Lines of Perception: New Mexico Ceramic Artist Leads CLAY Festival Workshop at WNMU

Ceramic artist Bianka Groves (right) leads workshop participants at WNMU as part of this year’s Silver City CLAY Festival, July 16, 2025. Groves is a New Mexico-based artist whose work is represented in galleries and collections across the United States.

SILVER CITY, NM – Ceramic artist Bianka Groves credits her high school art teacher for setting her on her current path. “I was considered a ‘bad kid’ in school, getting into in-school suspension,” explained Groves. “My teacher would come and rescue me out of in-school suspension and put me to work in the clay room, cleaning, scraping shelves, mixing glazes, etc. I loved it. I spent every free moment in that room, and it took over my life.”

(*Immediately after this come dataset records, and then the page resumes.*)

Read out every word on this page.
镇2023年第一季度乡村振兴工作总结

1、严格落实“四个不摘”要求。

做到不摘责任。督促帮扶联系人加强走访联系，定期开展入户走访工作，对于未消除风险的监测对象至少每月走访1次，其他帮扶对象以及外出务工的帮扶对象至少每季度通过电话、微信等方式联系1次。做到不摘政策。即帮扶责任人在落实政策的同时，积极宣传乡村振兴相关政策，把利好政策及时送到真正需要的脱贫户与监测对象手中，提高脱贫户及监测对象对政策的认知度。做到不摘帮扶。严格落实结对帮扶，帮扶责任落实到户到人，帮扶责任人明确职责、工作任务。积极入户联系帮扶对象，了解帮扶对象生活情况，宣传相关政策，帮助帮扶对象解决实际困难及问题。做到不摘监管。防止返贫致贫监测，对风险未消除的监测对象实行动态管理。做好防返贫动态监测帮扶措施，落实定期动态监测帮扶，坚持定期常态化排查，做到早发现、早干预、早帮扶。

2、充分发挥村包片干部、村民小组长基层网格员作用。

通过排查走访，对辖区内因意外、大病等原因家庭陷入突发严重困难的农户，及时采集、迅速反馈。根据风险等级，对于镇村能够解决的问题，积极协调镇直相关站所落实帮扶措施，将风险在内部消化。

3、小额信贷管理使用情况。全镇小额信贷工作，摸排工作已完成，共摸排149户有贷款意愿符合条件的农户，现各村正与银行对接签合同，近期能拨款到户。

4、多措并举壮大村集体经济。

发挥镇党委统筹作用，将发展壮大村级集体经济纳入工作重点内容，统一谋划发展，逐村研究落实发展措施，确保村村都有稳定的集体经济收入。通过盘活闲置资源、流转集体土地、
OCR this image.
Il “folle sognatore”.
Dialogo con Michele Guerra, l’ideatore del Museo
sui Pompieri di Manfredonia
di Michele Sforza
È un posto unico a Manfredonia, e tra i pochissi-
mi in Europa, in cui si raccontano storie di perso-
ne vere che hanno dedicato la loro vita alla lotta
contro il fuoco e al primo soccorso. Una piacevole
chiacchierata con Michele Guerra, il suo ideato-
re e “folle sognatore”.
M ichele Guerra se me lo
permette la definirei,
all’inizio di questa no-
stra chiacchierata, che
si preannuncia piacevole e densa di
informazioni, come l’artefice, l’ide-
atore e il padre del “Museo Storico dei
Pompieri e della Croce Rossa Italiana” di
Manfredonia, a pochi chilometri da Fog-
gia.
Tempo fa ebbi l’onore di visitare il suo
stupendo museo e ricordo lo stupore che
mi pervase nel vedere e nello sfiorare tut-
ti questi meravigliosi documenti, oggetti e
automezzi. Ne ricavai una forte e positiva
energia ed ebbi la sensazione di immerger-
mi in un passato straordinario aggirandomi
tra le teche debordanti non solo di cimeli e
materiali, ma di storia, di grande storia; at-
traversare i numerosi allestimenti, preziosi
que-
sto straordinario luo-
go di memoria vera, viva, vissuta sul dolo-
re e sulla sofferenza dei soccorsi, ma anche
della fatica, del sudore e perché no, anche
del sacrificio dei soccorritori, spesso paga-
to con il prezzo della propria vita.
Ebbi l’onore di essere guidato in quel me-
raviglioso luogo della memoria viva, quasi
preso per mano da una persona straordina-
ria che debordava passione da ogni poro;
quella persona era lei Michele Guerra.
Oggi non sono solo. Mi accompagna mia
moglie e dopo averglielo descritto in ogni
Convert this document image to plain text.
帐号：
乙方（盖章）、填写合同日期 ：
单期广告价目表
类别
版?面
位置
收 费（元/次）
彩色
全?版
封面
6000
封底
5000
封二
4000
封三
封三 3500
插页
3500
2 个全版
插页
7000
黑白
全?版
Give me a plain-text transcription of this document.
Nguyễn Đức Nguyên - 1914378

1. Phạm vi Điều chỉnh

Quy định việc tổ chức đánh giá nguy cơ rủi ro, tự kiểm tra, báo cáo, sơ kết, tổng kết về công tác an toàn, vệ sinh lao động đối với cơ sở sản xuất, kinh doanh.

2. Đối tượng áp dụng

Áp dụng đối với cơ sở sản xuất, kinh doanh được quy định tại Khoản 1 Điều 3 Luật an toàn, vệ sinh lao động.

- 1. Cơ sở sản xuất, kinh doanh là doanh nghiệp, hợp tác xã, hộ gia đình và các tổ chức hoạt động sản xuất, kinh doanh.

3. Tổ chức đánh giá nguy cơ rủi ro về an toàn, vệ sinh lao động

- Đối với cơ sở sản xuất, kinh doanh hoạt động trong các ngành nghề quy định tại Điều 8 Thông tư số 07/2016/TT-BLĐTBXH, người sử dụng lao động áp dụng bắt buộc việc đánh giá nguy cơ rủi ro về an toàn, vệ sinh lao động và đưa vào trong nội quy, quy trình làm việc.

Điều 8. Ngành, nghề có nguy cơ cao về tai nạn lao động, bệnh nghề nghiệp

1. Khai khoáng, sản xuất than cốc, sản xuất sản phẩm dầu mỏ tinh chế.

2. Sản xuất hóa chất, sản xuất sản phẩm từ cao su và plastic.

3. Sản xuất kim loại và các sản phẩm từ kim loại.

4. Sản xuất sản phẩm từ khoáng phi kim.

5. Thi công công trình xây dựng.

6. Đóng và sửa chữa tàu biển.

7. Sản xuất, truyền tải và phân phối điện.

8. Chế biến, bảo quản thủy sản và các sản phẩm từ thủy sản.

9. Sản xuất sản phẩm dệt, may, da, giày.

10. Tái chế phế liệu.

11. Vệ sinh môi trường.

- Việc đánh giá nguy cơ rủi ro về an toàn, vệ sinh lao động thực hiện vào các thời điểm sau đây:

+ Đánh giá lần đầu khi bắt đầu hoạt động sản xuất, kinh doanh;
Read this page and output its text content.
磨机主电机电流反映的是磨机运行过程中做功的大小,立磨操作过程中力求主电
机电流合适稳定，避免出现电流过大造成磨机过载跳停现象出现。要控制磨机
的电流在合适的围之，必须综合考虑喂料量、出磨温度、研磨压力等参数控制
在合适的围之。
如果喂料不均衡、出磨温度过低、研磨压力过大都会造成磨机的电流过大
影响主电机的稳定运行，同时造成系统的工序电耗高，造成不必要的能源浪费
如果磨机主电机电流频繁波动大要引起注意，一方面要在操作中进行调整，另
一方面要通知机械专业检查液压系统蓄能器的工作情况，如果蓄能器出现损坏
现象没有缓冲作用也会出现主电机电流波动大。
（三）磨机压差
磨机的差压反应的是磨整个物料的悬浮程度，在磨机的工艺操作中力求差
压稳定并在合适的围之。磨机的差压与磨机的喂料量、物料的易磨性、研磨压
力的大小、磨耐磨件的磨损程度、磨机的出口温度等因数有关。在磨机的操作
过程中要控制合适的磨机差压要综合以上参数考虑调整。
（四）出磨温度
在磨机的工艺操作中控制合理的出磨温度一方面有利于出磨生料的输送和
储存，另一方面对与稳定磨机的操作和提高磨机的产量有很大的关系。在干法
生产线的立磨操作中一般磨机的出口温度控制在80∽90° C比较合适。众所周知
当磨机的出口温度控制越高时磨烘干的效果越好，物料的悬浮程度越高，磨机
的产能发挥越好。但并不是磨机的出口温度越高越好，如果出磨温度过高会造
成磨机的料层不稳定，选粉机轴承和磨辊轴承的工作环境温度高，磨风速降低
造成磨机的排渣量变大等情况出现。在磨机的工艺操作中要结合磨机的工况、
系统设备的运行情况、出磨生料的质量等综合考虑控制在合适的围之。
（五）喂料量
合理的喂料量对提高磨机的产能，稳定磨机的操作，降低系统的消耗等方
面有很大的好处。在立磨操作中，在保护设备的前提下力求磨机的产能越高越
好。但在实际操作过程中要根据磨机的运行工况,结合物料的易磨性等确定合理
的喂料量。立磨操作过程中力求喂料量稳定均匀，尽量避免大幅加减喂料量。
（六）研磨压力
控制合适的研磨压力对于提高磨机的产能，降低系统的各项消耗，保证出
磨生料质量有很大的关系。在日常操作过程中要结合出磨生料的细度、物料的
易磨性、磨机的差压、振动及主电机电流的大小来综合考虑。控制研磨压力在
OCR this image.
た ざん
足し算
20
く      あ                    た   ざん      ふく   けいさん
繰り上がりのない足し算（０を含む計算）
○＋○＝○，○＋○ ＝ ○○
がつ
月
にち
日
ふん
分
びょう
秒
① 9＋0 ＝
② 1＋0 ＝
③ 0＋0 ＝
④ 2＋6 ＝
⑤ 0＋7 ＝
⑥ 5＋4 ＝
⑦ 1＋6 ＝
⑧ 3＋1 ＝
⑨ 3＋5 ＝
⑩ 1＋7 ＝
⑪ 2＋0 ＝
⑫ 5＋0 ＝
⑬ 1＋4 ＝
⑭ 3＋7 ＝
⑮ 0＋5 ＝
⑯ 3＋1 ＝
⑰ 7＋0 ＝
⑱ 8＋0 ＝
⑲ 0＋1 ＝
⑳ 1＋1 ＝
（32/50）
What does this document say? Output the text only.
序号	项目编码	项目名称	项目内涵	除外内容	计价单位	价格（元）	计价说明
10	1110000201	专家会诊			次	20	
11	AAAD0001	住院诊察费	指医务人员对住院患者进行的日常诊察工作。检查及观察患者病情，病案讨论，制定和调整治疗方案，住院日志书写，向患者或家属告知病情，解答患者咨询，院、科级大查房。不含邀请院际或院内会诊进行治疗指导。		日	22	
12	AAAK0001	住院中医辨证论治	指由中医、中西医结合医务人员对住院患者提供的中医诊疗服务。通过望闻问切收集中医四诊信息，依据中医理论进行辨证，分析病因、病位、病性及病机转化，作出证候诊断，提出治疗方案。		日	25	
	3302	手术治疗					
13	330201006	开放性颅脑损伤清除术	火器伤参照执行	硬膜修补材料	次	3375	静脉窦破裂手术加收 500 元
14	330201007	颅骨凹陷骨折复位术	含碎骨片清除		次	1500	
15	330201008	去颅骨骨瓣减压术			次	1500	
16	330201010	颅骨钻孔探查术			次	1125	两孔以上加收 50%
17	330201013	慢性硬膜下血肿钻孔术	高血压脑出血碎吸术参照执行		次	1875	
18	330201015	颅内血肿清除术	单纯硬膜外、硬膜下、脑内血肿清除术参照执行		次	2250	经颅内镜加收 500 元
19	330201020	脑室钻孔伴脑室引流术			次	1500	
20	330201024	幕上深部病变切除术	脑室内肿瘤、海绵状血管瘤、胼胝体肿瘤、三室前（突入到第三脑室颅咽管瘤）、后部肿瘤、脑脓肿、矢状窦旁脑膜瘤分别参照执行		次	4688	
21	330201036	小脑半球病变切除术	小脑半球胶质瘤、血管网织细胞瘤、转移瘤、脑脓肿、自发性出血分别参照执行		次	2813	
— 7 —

Groves, who was a featured artist at this year’s Silver City CLAY Festival, continues to be grateful to her teacher for helping her discover the medium that would become her life’s work. “I am thankful for her every day,” she said. “I didn’t really understand that I could actually be a ceramic artist until after I tried almost every occupation under the sun. I decided to go to art school because no matter what I was doing with myself, I always gravitated back to clay.”

“It’s been about 15 years since I decided I would never work another job again unless it had something to do with ceramics,” added Groves.

As a CLAY Festival featured artist, Groves served as juror for the exhibition “Perception” at Light Art Space, and the gallery also featured an exhibition of Groves’ work, titled “It’s a Fine Line Between…”. In addition, Groves led a week-long workshop on the Western New Mexico University campus focused on “Tatooing Fine Lines on Round Pots.”

The use of lines as surface decoration is a signature feature of Groves’ ceramics. “Playing with line creates subtle elements of designs from landscapes and architecture,” Groves explains in her artist’s statement. “This creates a movement that brings us closer to the object outside of its utility. Decoration and adornment are kept minimal while still allowing an elegant style that embraces its function for daily life.”

Working largely in porcelain, Groves said that the medium itself helped her discover her artistic direction. “It took a few years, but once I started working in porcelain, after years of internal arguments with glazes, realizing there is more to surfaces than glaze, I found my voice in what I do now,” she said.

Influenced by the restrained yet powerful aesthetic of post-WWII potters like Lucie Rie and Gertrud Vasegaard, Groves chose to focus her workshop at WNMU on helping students hone their wheel-throwing skills as well as on introducing them to some of the techniques she uses in her own work, such as using inlay designs as surface decoration in a manner that is similar to tattooing.

The workshop has helped participants to hone their surface design skills, said WNMU student and workshop participant Victor Vasquez. “We have learned a new style of decorating our pieces,” he said. “It has been really great. We have been introduced a new type of wax [resist], and it has helped me to decorate better…. I have really enjoyed it. It is a lot easier, faster and cleaner than the other methods I do.”

Veteran and retiree Jim Pool, who traveled from Tucson to attend the workshop, said that Groves had helped him to develop further as a potter. “She is a great instructor,” he said. “When you do something right, she tells you, and if you do something wrong, she just explains it and makes it easier.”

For Groves, teaching is a natural extension of her own relationship with her medium. “Clay is meditative,” she explained. “It’s such a special part of our world. It comes from the ground, and arguably, anyone who has any kind of attachment to nature—whether it’s walking in the woods or desert, sticking your feet into a freezing mountain stream, or even tending to houseplants—working in clay brings such a peaceful feeling throughout your whole body.”

She added, “It doesn’t matter if it’s earthenware, stoneware, or porcelain; working with it in your hands to create something from beginning to end is sacred, and it calms the mind. I encourage everyone to play with clay.”